Thursday, August 25, 2011

Snickerdoodle Cupcakes with Fondant Toppers & Two Frostings!

These cupcakes are always a big hit, and they are really quite easy to whip up.  Except for the cake flour, you probably always have each of the ingredients in your cupboards.  They are also easily made to be milk-free.  I used these for my daughter's second birthday, and most recently when I got last minute word that a friend was coming to town with her newborn.  And, as usual, they were gobbled up by kids and adults alike, and my husband moped around a bit when I left the few remaining ones at our friends' house.

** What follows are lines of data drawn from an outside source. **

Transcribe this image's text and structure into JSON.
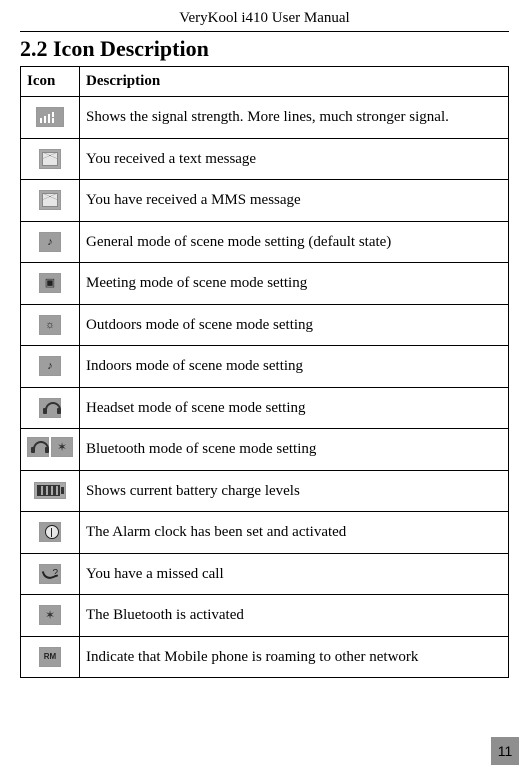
{
  "header": {
    "doc_title": "VeryKool i410 User Manual"
  },
  "section": {
    "title": "2.2 Icon Description"
  },
  "table": {
    "columns": {
      "icon": "Icon",
      "description": "Description"
    },
    "rows": [
      {
        "icon_name": "signal-strength-icon",
        "icon_class": "ico sig",
        "description": "Shows the signal strength. More lines, much stronger signal.",
        "justify": true
      },
      {
        "icon_name": "sms-icon",
        "icon_class": "ico ico-narrow env",
        "description": "You received a text message"
      },
      {
        "icon_name": "mms-icon",
        "icon_class": "ico ico-narrow env",
        "description": "You have received a MMS message"
      },
      {
        "icon_name": "general-mode-icon",
        "icon_class": "ico ico-narrow note",
        "description": "General mode of scene mode setting (default state)"
      },
      {
        "icon_name": "meeting-mode-icon",
        "icon_class": "ico ico-narrow spk",
        "description": "Meeting mode of scene mode setting"
      },
      {
        "icon_name": "outdoors-mode-icon",
        "icon_class": "ico ico-narrow out",
        "description": "Outdoors mode of scene mode setting"
      },
      {
        "icon_name": "indoors-mode-icon",
        "icon_class": "ico ico-narrow note",
        "description": "Indoors mode of scene mode setting"
      },
      {
        "icon_name": "headset-mode-icon",
        "icon_class": "ico ico-narrow head",
        "description": "Headset mode of scene mode setting"
      },
      {
        "icon_name": "bluetooth-mode-icon",
        "icon_class": "ico ico-wide head",
        "extra_icon_name": "bluetooth-glyph-icon",
        "extra_class": "ico ico-narrow bt",
        "combo": true,
        "description": "Bluetooth mode of scene mode setting"
      },
      {
        "icon_name": "battery-icon",
        "icon_class": "ico bat",
        "description": "Shows current battery charge levels"
      },
      {
        "icon_name": "alarm-icon",
        "icon_class": "ico ico-narrow clk",
        "description": "The Alarm clock has been set and activated"
      },
      {
        "icon_name": "missed-call-icon",
        "icon_class": "ico ico-narrow miss",
        "description": "You have a missed call"
      },
      {
        "icon_name": "bluetooth-icon",
        "icon_class": "ico ico-narrow bt",
        "description": "The Bluetooth is activated"
      },
      {
        "icon_name": "roaming-icon",
        "icon_class": "ico ico-narrow roam",
        "description": "Indicate that Mobile phone is roaming to other network"
      }
    ]
  },
  "footer": {
    "page_number": "11",
    "page_bg": "#8f8f8f"
  }
}
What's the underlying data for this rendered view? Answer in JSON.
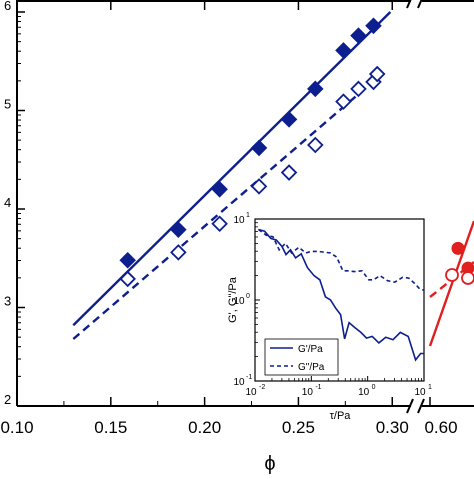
{
  "chart_data": [
    {
      "type": "scatter",
      "x_axis_label": "ϕ",
      "y_axis_scale": "log",
      "x_ticks_left": [
        "0.10",
        "0.15",
        "0.20",
        "0.25",
        "0.30"
      ],
      "x_ticks_right": [
        "0.60"
      ],
      "y_ticks_exponents": [
        "6",
        "5",
        "4",
        "3",
        "2"
      ],
      "xlim_left": [
        0.1,
        0.31
      ],
      "ylim_log": [
        2,
        6
      ],
      "axis_break": "//",
      "colors": {
        "blue": "#0d1f8e",
        "red": "#e01f1f"
      },
      "series": [
        {
          "marker": "filled-diamond",
          "color": "blue",
          "x": [
            0.159,
            0.186,
            0.208,
            0.229,
            0.245,
            0.259,
            0.274,
            0.282,
            0.29
          ],
          "logy": [
            3.48,
            3.79,
            4.2,
            4.62,
            4.91,
            5.22,
            5.61,
            5.76,
            5.86
          ]
        },
        {
          "marker": "open-diamond",
          "color": "blue",
          "x": [
            0.159,
            0.186,
            0.208,
            0.229,
            0.245,
            0.259,
            0.274,
            0.282,
            0.29,
            0.292
          ],
          "logy": [
            3.29,
            3.56,
            3.85,
            4.23,
            4.37,
            4.65,
            5.09,
            5.22,
            5.29,
            5.37
          ]
        },
        {
          "line": "solid",
          "color": "blue",
          "x": [
            0.13,
            0.299
          ],
          "logy": [
            2.82,
            6.0
          ]
        },
        {
          "line": "dashed",
          "color": "blue",
          "x": [
            0.13,
            0.292
          ],
          "logy": [
            2.68,
            5.33
          ]
        }
      ],
      "broken_segment": {
        "color": "red",
        "filled_circles_logy": [
          3.6,
          3.4
        ],
        "open_circles_logy": [
          3.33,
          3.3
        ]
      }
    },
    {
      "type": "line",
      "inset": true,
      "x_scale": "log",
      "y_scale": "log",
      "xlabel": "τ/Pa",
      "ylabel": "G', G\"/Pa",
      "x_ticks": [
        "10",
        "10",
        "10",
        "10",
        "10"
      ],
      "x_ticks_exp": [
        "-2",
        "-1",
        "0",
        "1",
        ""
      ],
      "y_ticks": [
        "10",
        "10",
        "10"
      ],
      "y_ticks_exp": [
        "1",
        "0",
        "-1"
      ],
      "xlim_log": [
        -2,
        1
      ],
      "ylim_log": [
        -1,
        1
      ],
      "legend": [
        {
          "label": "G'/Pa",
          "style": "solid"
        },
        {
          "label": "G\"/Pa",
          "style": "dashed"
        }
      ],
      "series": [
        {
          "name": "G'/Pa",
          "style": "solid",
          "logx": [
            -1.94,
            -1.83,
            -1.72,
            -1.62,
            -1.52,
            -1.45,
            -1.37,
            -1.28,
            -1.18,
            -1.07,
            -0.95,
            -0.85,
            -0.75,
            -0.66,
            -0.57,
            -0.48,
            -0.41,
            -0.33,
            -0.23,
            -0.12,
            -0.02,
            0.08,
            0.2,
            0.32,
            0.45,
            0.58,
            0.72,
            0.85,
            0.94,
            1.0
          ],
          "logy": [
            0.87,
            0.85,
            0.76,
            0.74,
            0.66,
            0.56,
            0.62,
            0.52,
            0.57,
            0.4,
            0.3,
            0.25,
            0.04,
            0.0,
            -0.1,
            -0.18,
            -0.48,
            -0.28,
            -0.34,
            -0.4,
            -0.47,
            -0.45,
            -0.53,
            -0.46,
            -0.49,
            -0.4,
            -0.45,
            -0.74,
            -0.66,
            -0.66
          ]
        },
        {
          "name": "G\"/Pa",
          "style": "dashed",
          "logx": [
            -1.94,
            -1.8,
            -1.68,
            -1.57,
            -1.46,
            -1.35,
            -1.22,
            -1.1,
            -1.0,
            -0.88,
            -0.77,
            -0.66,
            -0.55,
            -0.44,
            -0.35,
            -0.24,
            -0.1,
            0.02,
            0.1,
            0.22,
            0.35,
            0.48,
            0.62,
            0.73,
            0.84,
            0.92,
            1.0
          ],
          "logy": [
            0.87,
            0.8,
            0.78,
            0.62,
            0.7,
            0.58,
            0.65,
            0.58,
            0.6,
            0.6,
            0.59,
            0.58,
            0.53,
            0.36,
            0.36,
            0.35,
            0.36,
            0.25,
            0.25,
            0.3,
            0.24,
            0.22,
            0.28,
            0.27,
            0.2,
            0.14,
            0.12
          ]
        }
      ]
    }
  ]
}
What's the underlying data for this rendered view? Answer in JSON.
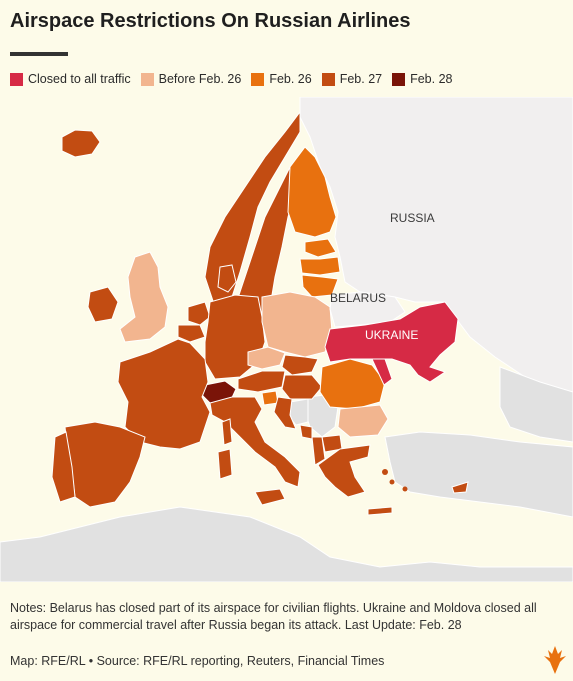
{
  "header": {
    "title": "Airspace Restrictions On Russian Airlines"
  },
  "legend": {
    "items": [
      {
        "label": "Closed to all traffic",
        "color": "#d62a45"
      },
      {
        "label": "Before Feb. 26",
        "color": "#f2b58f"
      },
      {
        "label": "Feb. 26",
        "color": "#e8710f"
      },
      {
        "label": "Feb. 27",
        "color": "#c24c12"
      },
      {
        "label": "Feb. 28",
        "color": "#7a1408"
      }
    ]
  },
  "map": {
    "labels": {
      "russia": "RUSSIA",
      "belarus": "BELARUS",
      "ukraine": "UKRAINE"
    },
    "colors": {
      "background_land": "#e1e1e1",
      "russia_land": "#f1efef",
      "sea": "#fdfbe9"
    }
  },
  "footer": {
    "notes": "Notes: Belarus has closed part of its airspace for civilian flights. Ukraine and Moldova closed all airspace for commercial travel after Russia began its attack. Last Update: Feb. 28",
    "credit": "Map: RFE/RL • Source: RFE/RL reporting, Reuters, Financial Times",
    "logo_icon": "rfe-rl-torch-logo"
  }
}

On half of these, I used my standard cream cheese frosting.  I wanted to toss in a bit of cinnamon to give it a nice kick, but my husband talked me out of it.  Next time, I will, so if you'd like to as well just throw in a teaspoon or so of cinnamon.  Mix it up to taste.

And, because I was not the only one present avoiding milk for allergy reasons, I used a milk-free buttercream on the other half.  It actually tastes very good considering it is made from vegan butter.  The biggest difference is that it just doesn't become as creamy, and always looks a little "cracked" when it's piped.  As though it needs a bit more liquid.  You can add as much rice milk in as you want, but just be warned that it will never have the nice creamy texture of a cream cheese frosting or traditional buttercream, so don't overdo it and end up with soup.

I also topped these with cute little fondant toppers.  Luckily, I had some marshmallow fondant already all made up, and so just rolled it out (I'll post a recipe for that later), used an impression kit and cut out cute little shapes.  They were adorable and easy.    

Snickerdoodle Cupcakes:
1½ cups all-purpose flour
1½ cups cake flour, sifted
1 tbsp. baking powder
1 tsp. salt
1 tbsp. ground cinnamon
1 cup (2 sticks) Earth Balance vegan butter (or, unsalted butter) at room temperature
1¾ cups sugar
4 large eggs
2 tsp. vanilla extract
1¼ cups rice milk

Preheat oven to 350 and line two cupcake pans with liners.

In a medium bowl combine both flours, baking powder, salt and cinnamon and whisk to combine.

In stand mixer fitted with the paddle attachment, beat the butter and sugar on medium-high speed until light and fluffy, 3-5 minutes (vegan butter takes a bit longer to become fluffy).  Beat in the eggs one at a time, mixing well after each addition.  Add the vanilla.  With the mixer on low, add the flour mixture in three additions alternating with the rice milk, beginning and ending with the flour mixture.  Mix each addition until just incorporated.  Divide the batter evenly among the cupcake pans.  Bake 18-20 minutes until the middle is springy to the touch.  Allow to cool in the pans until cool enough to remove to a cooling rack.  Let cool completely before frosting.

Check this link for Cream Cheese Frosting.
For the Vegan Buttercream:
1 stick (1/2 cup) of Earth Balance vegan butter
1 Box Powdered Sugar
1 teaspoon vanilla
2 Tbs. rice milk, to begin

Cream vegan butter and powdered sugar until fluffy, about 5 minutes.  Beat in vanilla.  Add in rice milk, check the creaminess and continue to add rice milk in very small quantities until desired consistency has been reached.

A few notes:

Occasionally, I will briefly refrigerate the frosting so that it holds its shape better when piped.  It seems to be so heavy that is doesn't stay nicely swirled.  Chilling will stop that to some extent, but too long and it will make it crack even more.

For the frostings and fondant toppers I used Americolor Electric Blue and Electric Orange (I also used leaf green for some toppers that aren't pictured).